The boolean issue is probably the one that's caused me the most pain. That contradiction with DRY has actually had me go back and forth between repeating myself and using a flag, wasting a ton of time on something incredibly pointless to be thinking that hard about. I feel like the best thing for my career would have been to not read that book right when I started my first professional programing job.

It's been a while since I've read it, but I think to handle boolean flag type logic well he suggests to rely on object subclassing instead. So, for an example that uses a dry run flag for scary operations, you can have your normal object (a) and all of its methods that actually perform those scary operations. Then you can subclass that object (a) to create a dry run subclass (b). That object b, can override only the methods that perform the scary operations that you want to dry run while at the same time using all of its non scary methods. That would let you avoid having if dry_run == true; then dry_run_method() else scary_method() scattered in lots of different methods.

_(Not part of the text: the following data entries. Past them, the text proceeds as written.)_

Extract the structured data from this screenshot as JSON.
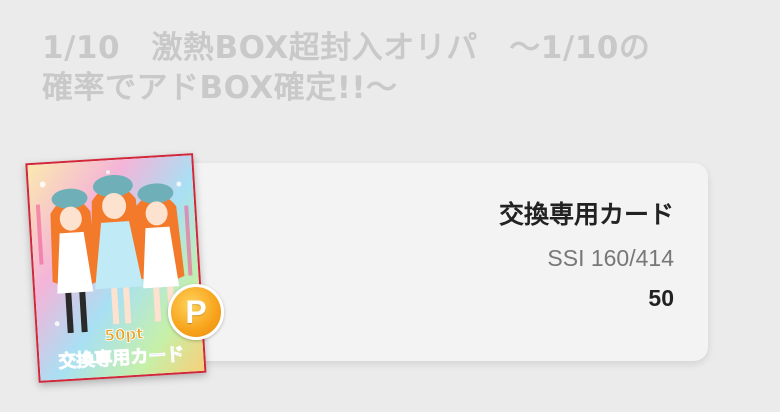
{
  "header": {
    "title_line1": "1/10　激熱BOX超封入オリパ　～1/10の",
    "title_line2": "確率でアドBOX確定!!～"
  },
  "card": {
    "name": "交換専用カード",
    "code": "SSI 160/414",
    "points": "50",
    "thumb_text_top": "50pt",
    "thumb_text_bottom": "交換専用カード"
  },
  "badge": {
    "label": "P",
    "color": "#f7a21b"
  },
  "colors": {
    "background": "#ebebeb",
    "panel": "#f3f3f3",
    "title": "#c9c9c9",
    "thumb_border": "#d0283a"
  }
}
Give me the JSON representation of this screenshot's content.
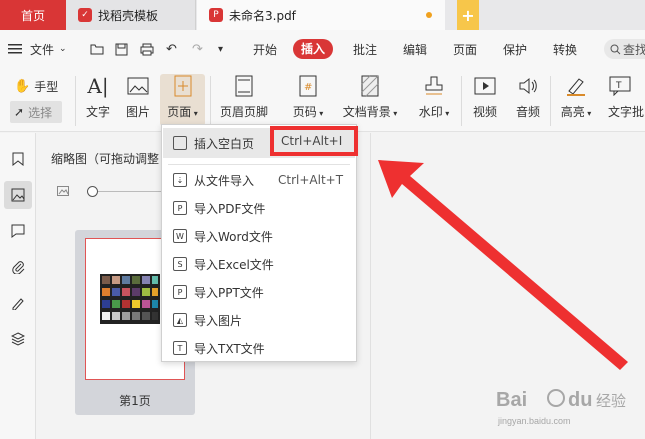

It might make sense to divide your function with boolean flag into two functions and extract common code into third private function. Or may be it'll make things ugly.

I treat those books as something to show me how other people do things. I learn from it and I add it to my skill book. Then I'll apply it and see if I like it. If I don't like it in this particular case, I'll not apply it. IMO it's all about having insight into every possible solution. If you can implement something 10 different ways, you can choose the best one among them, but you have to learn those 10 different ways first.